Dem zur Ostsee ziehenden Tief steht ein Hochdruckgebiet über dem Atlantik
gegenüber, welches sich langsam nach Osten ausdehnt. An seiner Ostflanke fließt
aus Nordwesten leicht instabile, kühle, bestenfalls mäßig warme Luft nach
Deutschland.
In ihr bilden sich im Tagesverlauf kurze Schauer und einzelne Gewitter. Die
Labilitätsfläche reicht nicht sonderlich hoch. Bei PPW von 15 bis 20 mm und Cape
bis 300 J/kg werden markante Begleiterscheinungen eher angekratzt, als deutlich
erreicht. Bei etwas trockener Grenzschicht ist vielleicht auch mal eine Böe 8
Bft dabei.
Davon ausgenommen sind die küstennahen Bereiche und der Nordwesten und Westen.
An den Küsten stabilisiert der Nordwestwind on der See. Im Nordwesten macht sich
leichtes kompensatorisches Absinken vor einem Kurzwellentrog über der Nordsee
und der zugehörigen Kaltfront bemerkbar.
Während das Tief die Ostsee erreicht und der Druck über Westeuropa steigt nimmt
der Gradient über dem Nordwesten Deutschlands zu und zum Abend sind über der
Nordsee vereinzelt steife Böen nicht ausgeschlossen.
Die größten Sonnenanteile gibt es wohl über Norddeutschland und nach Südwesten
hin, wo dann auch 20 bis 23°C möglich sind. In den anderen Regionen lässt der
wolkige Wettercharakter nur 15 bis 20°C zu, und in SE Bayern, wo die
Einstrahlung fast ganz fehlt, werden auch die 15°C kaum geschafft.
Abends und in der Nacht zum Dienstag greift die Kaltfront (das Tief liegt über
Südnorwegen) von Westen auf Deutschland über und erreicht morgens die
Landesmitte. Dahinter gelangt ein Schwall frischer Kaltluft mit T850 <0°C den
Nordwesten. Am Tiefausläufer kommt starke Bewölkung und schauerartiger Regen
auf, der weitab der Warnschwellen bleibt. Dafür frischt der Wind im Nordwesten
postfrontal vorübergehend auf und erreicht an der Nordsee häufiger die 7 Bft,
vereinzelt die 8 Bft aus Nordwest. Ansonsten lässt die Konvektion nach und es
lockert gebietsweise stärker auf. Bei geringem Druckgradienten und schwachem
Wind kann sich das ein oder andere Nebelfeld bilden.
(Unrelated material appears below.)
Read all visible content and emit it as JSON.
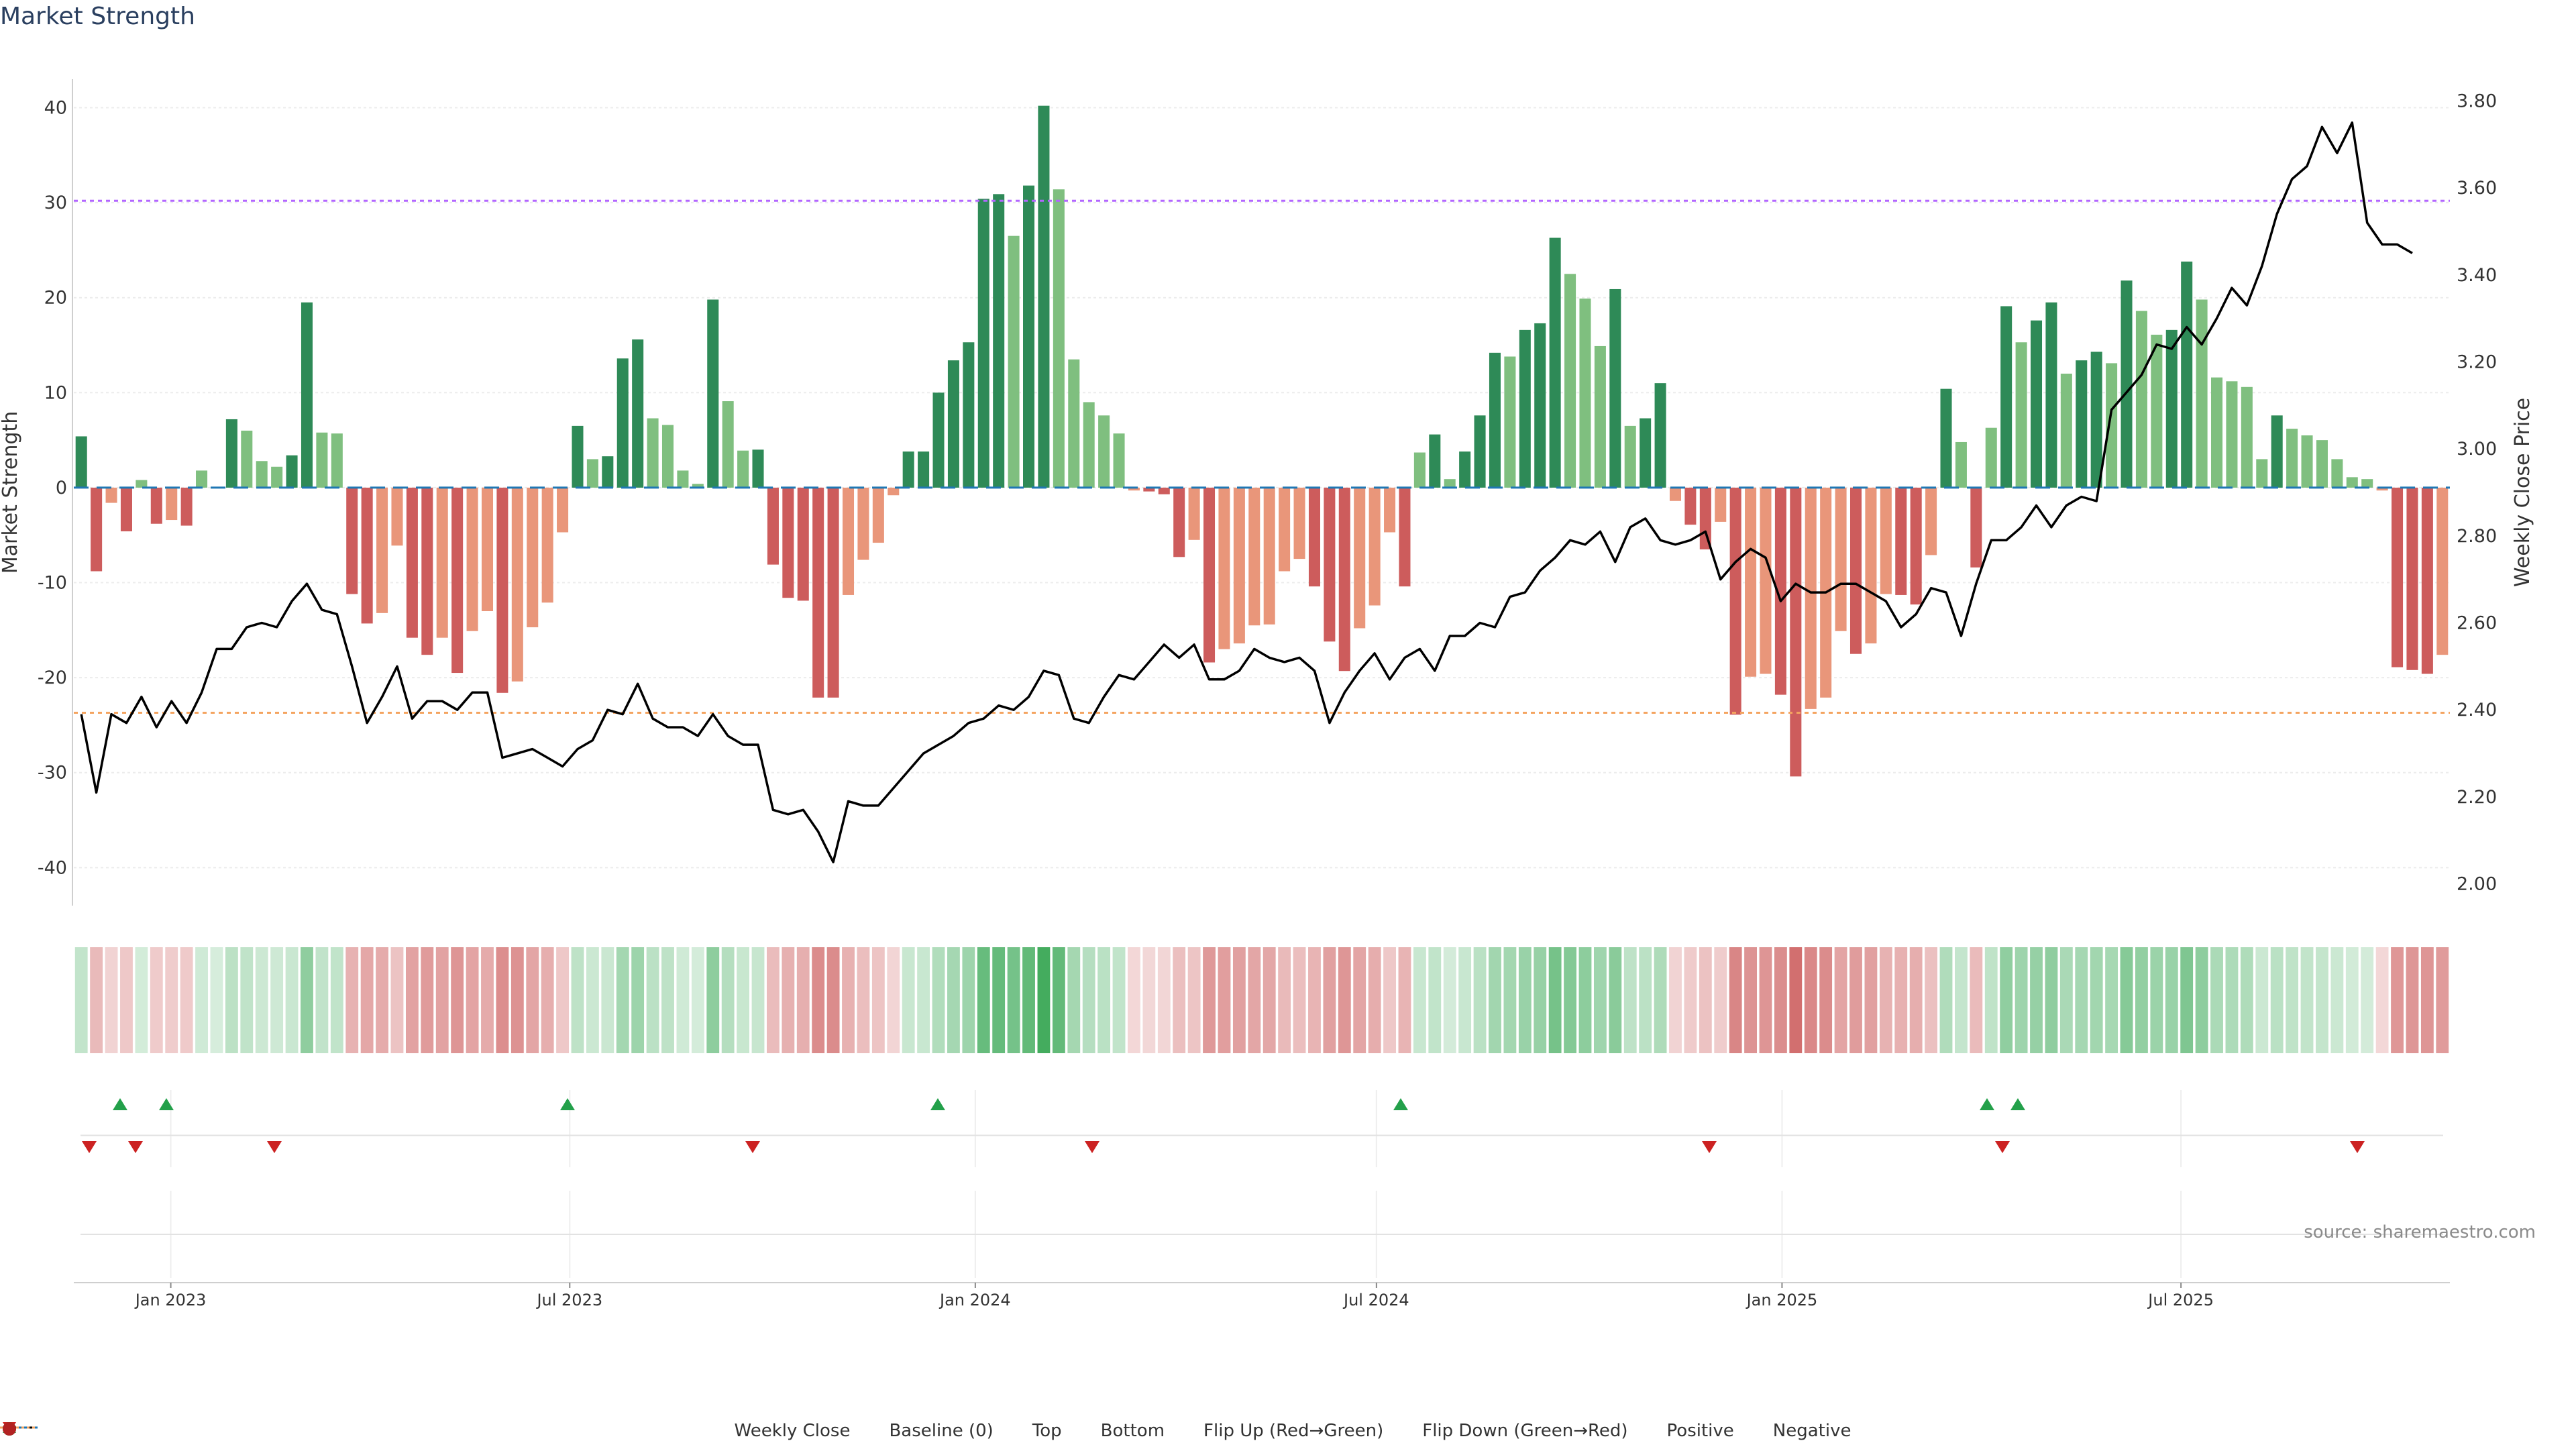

Dienstag... folgt der Kaltfront ein Trog mit abgetropftem Höhentief in den
Nordwesten Deutschlands. Der Trog wird aber eingefangen von einem Weiteren, der
über das Nordmeer nach Skandinavien zieht.
Die vorgelagerte Kaltfront erreicht den Süden und Osten, verliert aber an
Wetterwirksamkeit. Präfrontal bleibt über dem Süden und Südosten die leicht
instabile kühl, mäßig warme Luft wirksam, sodass sich erneut einzelne Schauer
und Gewitter entwickeln. Den Zellen stehen aber nur wenige 100 J/kg CAPE und nur
wenig Scherung zur Verfügung. Es bilden sich Einzel- oder Multizellen, die bei
PPWs von gut 20 mm vor allem Starkregem bringen können.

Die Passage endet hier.